= Elections in Eswatini =

The Parliament of Eswatini (or Libandla) is bicameral, consisting of a lower chamber (the House of Assembly) and an upper one (the Senate). Some of the members of both chambers are elected, while the rest are appointed by the King of Eswatini. Election is by secret ballot in a first-past-the-post system of voting. Members of both chambers serve for five-year terms. All candidates run on a non-partisan basis, as political parties are banned.

==Selection process==
The Assembly has 66 members, of which 55 are elected from single-member constituencies corresponding to the tinkhundlas (tribal communities). 14 tinkhundlas are located in Hhohho District, 11 in Lubombo District, 16 in Manzini District, and 14 in Shiselweni District. Candidates are first nominated at the tinkhundla level. The top three finishers then proceed to a general election, where the candidate who receives the most votes is elected. The King appoints the other ten members, at least half of whom must be women. The 66th member is the Speaker of the House, who is elected from outside the House. If the percentage of women members falls below 30%, a maximum of four women may be elected from the administrative regions.

The House selects ten of the 30 members of the Senate, and the King appoints the rest. Of these, at least five of the ten and at least eight of the 20 must be women. However, according to the Inter-Parliamentary Union database, in 2008, there were 12 women senators instead of the minimum stipulated 13, and in 2013, there were only ten.

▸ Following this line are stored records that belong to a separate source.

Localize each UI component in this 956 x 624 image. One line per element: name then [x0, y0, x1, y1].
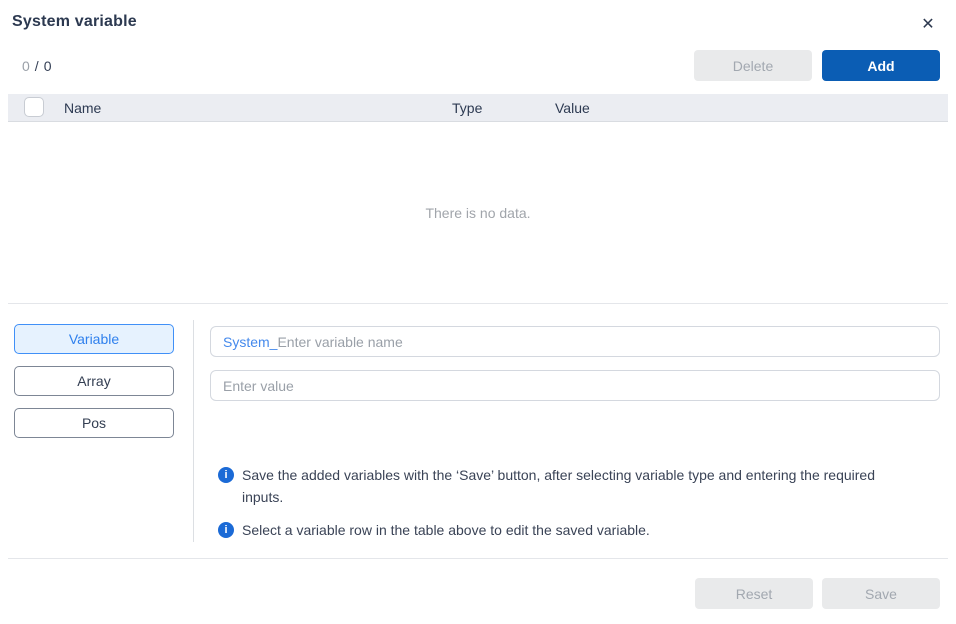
column-header-value: Value	[555, 94, 590, 122]
counter-divider: /	[35, 58, 39, 74]
column-header-type: Type	[452, 94, 482, 122]
delete-button[interactable]: Delete	[694, 50, 812, 81]
variable-name-prefix: System_	[223, 334, 277, 350]
divider-vertical	[193, 320, 194, 542]
variable-value-input[interactable]	[210, 370, 940, 401]
note-edit-instruction: i Select a variable row in the table abo…	[218, 520, 918, 542]
system-variable-dialog: System variable ✕ 0 / 0 Delete Add Name …	[0, 0, 956, 624]
page-title: System variable	[12, 13, 137, 31]
tab-pos[interactable]: Pos	[14, 408, 174, 438]
add-button[interactable]: Add	[822, 50, 940, 81]
variable-form: System_Enter variable name i Save the ad…	[210, 326, 940, 542]
select-all-checkbox[interactable]	[24, 97, 44, 117]
column-header-name: Name	[64, 94, 101, 122]
variable-type-tabs: Variable Array Pos	[14, 324, 174, 438]
tab-array[interactable]: Array	[14, 366, 174, 396]
reset-button[interactable]: Reset	[695, 578, 813, 609]
counter-selected: 0	[22, 58, 30, 74]
info-notes: i Save the added variables with the ‘Sav…	[210, 465, 940, 542]
table-header: Name Type Value	[8, 94, 948, 122]
info-icon: i	[218, 467, 234, 483]
variable-name-placeholder: Enter variable name	[277, 334, 402, 350]
footer: Reset Save	[695, 578, 940, 609]
empty-state-text: There is no data.	[425, 205, 530, 221]
divider-top	[8, 303, 948, 304]
tab-variable[interactable]: Variable	[14, 324, 174, 354]
note-text: Select a variable row in the table above…	[242, 520, 650, 542]
close-icon[interactable]: ✕	[914, 10, 942, 38]
selection-counter: 0 / 0	[22, 50, 51, 81]
counter-total: 0	[44, 58, 52, 74]
save-button[interactable]: Save	[822, 578, 940, 609]
note-text: Save the added variables with the ‘Save’…	[242, 465, 918, 508]
variable-name-input[interactable]: System_Enter variable name	[210, 326, 940, 357]
toolbar: Delete Add	[694, 50, 940, 81]
info-icon: i	[218, 522, 234, 538]
divider-bottom	[8, 558, 948, 559]
table-empty-state: There is no data.	[8, 122, 948, 303]
note-save-instruction: i Save the added variables with the ‘Sav…	[218, 465, 918, 508]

==Qualifications and disqualifications==
Each Member of Parliament must be at least 18 years old, a citizen, a registered voter, and have "paid all taxes or made arrangements satisfactory to the Commissioner of Taxes". Disqualifications are: being insolvent under any law without having been "rehabilitated", being of unsound mind, sentenced to death or more than six months in prison for a crime in Eswatini, a member of the country's armed forces or holding or acting in a public office without being granted a leave of absence to serve in the Senate, unqualified to be a voter, otherwise disqualified by law, found incompetent to hold public office, connected to a firm with a government contract and having not made the proper disclosures regarding the contract, or holding or acting in any office connected with the conduct of any election or the compilation or revision of any electoral register.

==Oversight==
The Elections and Boundaries Commission is an independent authority consisting of a chairperson, a deputy chairperson and three others whose duties include overseeing voter registration, ensuring fair and free elections and reviewing and determining tinkhundla boundaries. Members are appointed for a single term not exceeding 12 years.

==Past elections==

Eswatini held general elections in 2023.

In September 2013, Gelane Zwane ran unopposed and was elected President of the Senate for the third consecutive time. Ngomuyayona Gamedze was chosen as Deputy President, also for the third consecutive time. Six of King Mswati III's selections were members of his family. The current Speaker of the House of Assembly is Prince Guduza Dlamini.

Past elections have lacked transparency. The full results of both the 2018 and 2013 elections were never published.